Além da sede da escola, há outro local que congrega todos os acontecimentos sociais, recreativos e até mesmo sentimentais do morro: é a casa da dona Neuma, mangueirense histórica, filha de Saturnino Gonçalves, primeiro presidente da agremiação, e desde jovem pastora sestrosa. Nenhuma visita é válida, nenhuma pesquisa será completa, nenhuma informação será integral, se dona Neuma não for consultada.

Apesar de ter uma família numerosa, dona Neuma é o poço comum para onde convergem todos os problemas, todas as aflições, todas as dúvidas do pessoal da Mangueira. Na preparação do carnaval a sua colaboração é inestimável, na época das eleições o seu apoio é cortejado por todos. E ela está sempre com o sorriso à mostra, animando confortando, com uma palavra de carinho ou uma cervejinha gelada.

Até bem pouco tempo o seu telefone era o único existente no morro, o que dava à sua residência um permanente ar de festa. Era gente entrando e saindo, para falar ao telefone ou buscar um recado. A um recém-chegado não informado a impressão era que todo mundo pertencia à família de dona Neuma dado a intimidade com que todos tratavam e eram tratados. O fato de já haver atualmente outros aparelhos instalados não significa que o panorama mudou. A casa de dona Neuma continua sendo o centro nervoso do morro, antes, durante e depois do carnaval.

DARCI & CLEMENTINA


A Mangueira tem muitos motivos para justificar o orgulho, um deles é a sua Ala de Compositores na qual pontifica, por exemplo, o Darci, cuja consagração já seria suficiente com este simples dado: é um dos autores do samba “O Mundo Encantado de Monteiro Lobato”, com o qual a escola desfilou o primeiro lugar em 1967.

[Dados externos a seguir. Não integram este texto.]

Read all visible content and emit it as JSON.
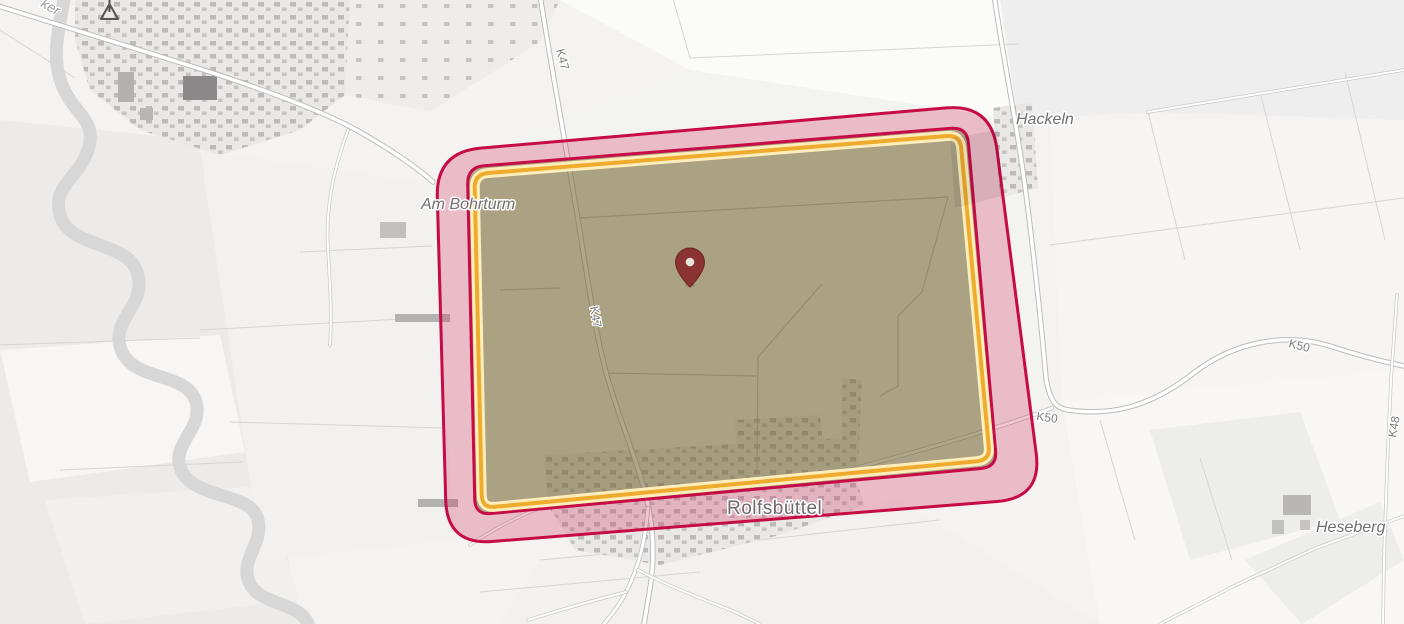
{
  "map": {
    "places": {
      "hackeln": "Hackeln",
      "am_bohrturm": "Am Bohrturm",
      "rolfsbuettel": "Rolfsbüttel",
      "heseberg": "Heseberg",
      "river_fragment": "ker"
    },
    "road_labels": {
      "k47": "K47",
      "k50": "K50",
      "k48": "K48"
    },
    "zones": {
      "buffer_zone": {
        "fill": "#cc1f52",
        "fill_opacity": "0.26",
        "stroke": "#c60b45",
        "stroke_width": "3"
      },
      "flight_area": {
        "fill": "#4e7b21",
        "fill_opacity": "0.40",
        "stroke": "#c60b45",
        "border_color": "#efab2e",
        "border_halo": "#fdeebb"
      }
    },
    "marker": {
      "color": "#8b3232",
      "hole_color": "#e8e5da"
    }
  }
}
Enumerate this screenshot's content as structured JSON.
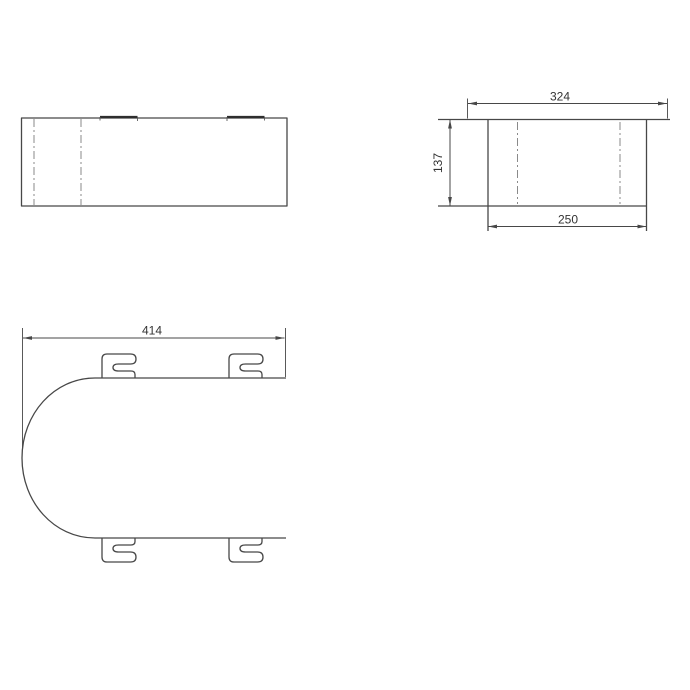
{
  "drawing": {
    "type": "technical-orthographic-drawing",
    "dimensions": {
      "flange_width": "324",
      "body_height": "137",
      "body_width": "250",
      "overall_width": "414"
    },
    "colors": {
      "background": "#ffffff",
      "line": "#474747",
      "centerline": "#8a8a8a",
      "dimension": "#474747"
    }
  }
}
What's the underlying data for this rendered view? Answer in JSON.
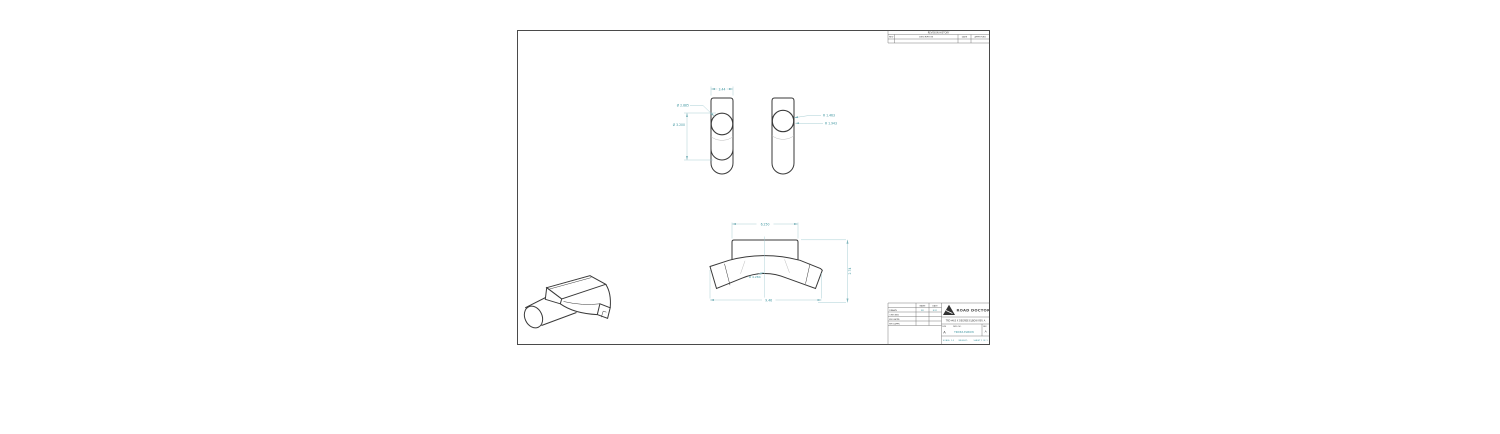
{
  "colors": {
    "dimension_text": "#3f96a0",
    "dimension_line": "#a0c9cf",
    "geometry": "#3a3a3a",
    "sheet_border": "#4a4a4a"
  },
  "revision_table": {
    "title": "REVISION HISTORY",
    "col_rev": "REV",
    "col_description": "DESCRIPTION",
    "col_date": "DATE",
    "col_approved": "APPROVED"
  },
  "dimensions": {
    "side_width": "3.44",
    "side_dia_outer": "Ø 2.885",
    "side_dia_inner": "Ø 3.200",
    "side_r_outer": "R 1.463",
    "side_r_inner": "R 1.943",
    "front_width_top": "6.250",
    "front_height": "2.74",
    "front_radius": "R 4.284",
    "front_width_bottom": "9.46"
  },
  "title_block": {
    "company": "ROAD DOCTORS",
    "drawing_title": "TRD #63 X DEGREE ELBOW REV A",
    "col_name": "NAME",
    "col_date": "DATE",
    "row_drawn": "DRAWN",
    "row_checked": "CHECKED",
    "row_eng": "ENG APPR.",
    "row_mfg": "MFG APPR.",
    "drawn_name": "RD",
    "drawn_date": "8/21",
    "size_label": "SIZE",
    "size_value": "A",
    "dwg_label": "DWG. NO.",
    "dwg_no": "TRD63-ELBOW",
    "rev_label": "REV",
    "rev_value": "A",
    "scale_text": "SCALE: 1:2",
    "weight_text": "WEIGHT:",
    "sheet_text": "SHEET 1 OF 1"
  }
}
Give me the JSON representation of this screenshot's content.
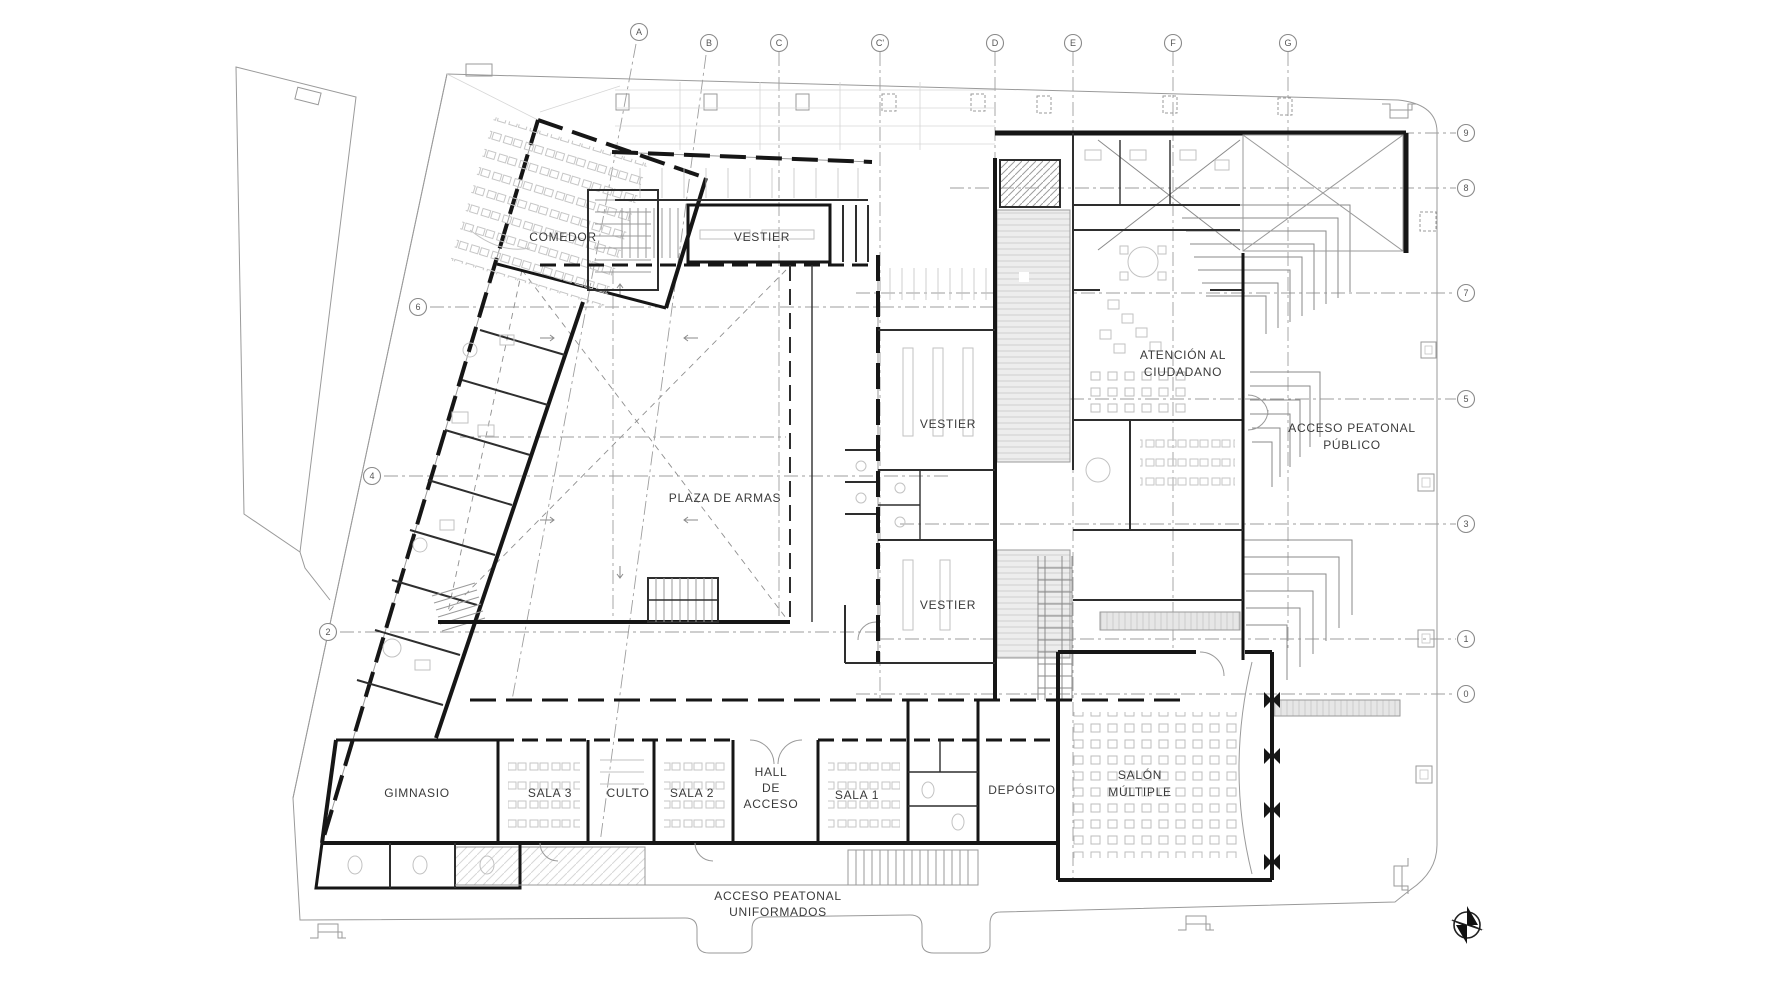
{
  "document": {
    "type": "architectural-floor-plan",
    "language": "es"
  },
  "labels": {
    "comedor": "COMEDOR",
    "vestier_top": "VESTIER",
    "vestier_mid": "VESTIER",
    "vestier_low": "VESTIER",
    "plaza": "PLAZA DE ARMAS",
    "atencion_line1": "ATENCIÓN AL",
    "atencion_line2": "CIUDADANO",
    "acceso_publico_line1": "ACCESO PEATONAL",
    "acceso_publico_line2": "PÚBLICO",
    "gimnasio": "GIMNASIO",
    "sala3": "SALA 3",
    "culto": "CULTO",
    "sala2": "SALA 2",
    "hall_line1": "HALL",
    "hall_line2": "DE",
    "hall_line3": "ACCESO",
    "sala1": "SALA 1",
    "deposito": "DEPÓSITO",
    "salon_line1": "SALÓN",
    "salon_line2": "MÚLTIPLE",
    "acceso_uniformados_line1": "ACCESO PEATONAL",
    "acceso_uniformados_line2": "UNIFORMADOS"
  },
  "grid": {
    "top": [
      "A",
      "B",
      "C",
      "C'",
      "D",
      "E",
      "F",
      "G"
    ],
    "right": [
      "9",
      "8",
      "7",
      "5",
      "3",
      "1",
      "0"
    ],
    "left": [
      "6",
      "4",
      "2"
    ]
  },
  "icons": {
    "compass": "compass-north-icon"
  },
  "colors": {
    "background": "#ffffff",
    "wall": "#161616",
    "partition": "#2e2e2e",
    "light_line": "#9a9a9a",
    "grid_line": "#9e9e9e",
    "furniture": "#c2c2c2",
    "fill_light": "#ececec",
    "text": "#3a3a3a"
  }
}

Outro motivo de orgulho para a Estação Primeira é sua ex-pastora Clementina de Jesus, contemporânea de Heitor dos Prazeres, Paulo da Portela, Gradim e outros pioneiros, frequentadora da casa de Tia Ciata, cantora de novenas, ladainhas, jongos e pontos de macumba.

WALDOMIRO


A bateria da Mangueira é reconhecível à distância. Desde 1935 que ela é dirigida pelo mesmo homem: Waldomiro José Pimenta, para quem nenhum instrumento de percussão tem segredo. Ele encoura e toca qualquer um, em pleno desfile é capaz de saber se um ganzá sobrou na virada do samba ou se um agogô errou na batida do tempo forte.

Em mais de 40 anos de atividade hoje Waldomiro já é um mito em frente à bateria, mas não pense que lhe falta vigor. Ele é ainda capaz de ensinar a tocar um tamborim ou um repinique e está sempre preocupado em formar novos percussionistas.

NEIDE & DELEGADO


Neide e Delegado: um autêntico “pas-de-deux” proporcionado por dois bailarinos populares, num misto de ritmo, elegância e alegria.

XANGÔ DA MANGUEIRA


Na difícil arte de improvisar versos numa rodada de partido alto, muitos tentam e poucos se destacam. Xangô da Mangueira, nascido Olivério Ferreira, é um dos que mais se destacaram e que tem o seu nome pronunciado com respeito por todos os sambistas.

Foi na Portela que ele se impôs como partideiro quando, em 1935, fazia parte daquela escola. Com a saída de Paulo da Portela para a Lira do Amor, ele acompanhou o mestre só entrando na Mangueira em 1939, onde está hoje.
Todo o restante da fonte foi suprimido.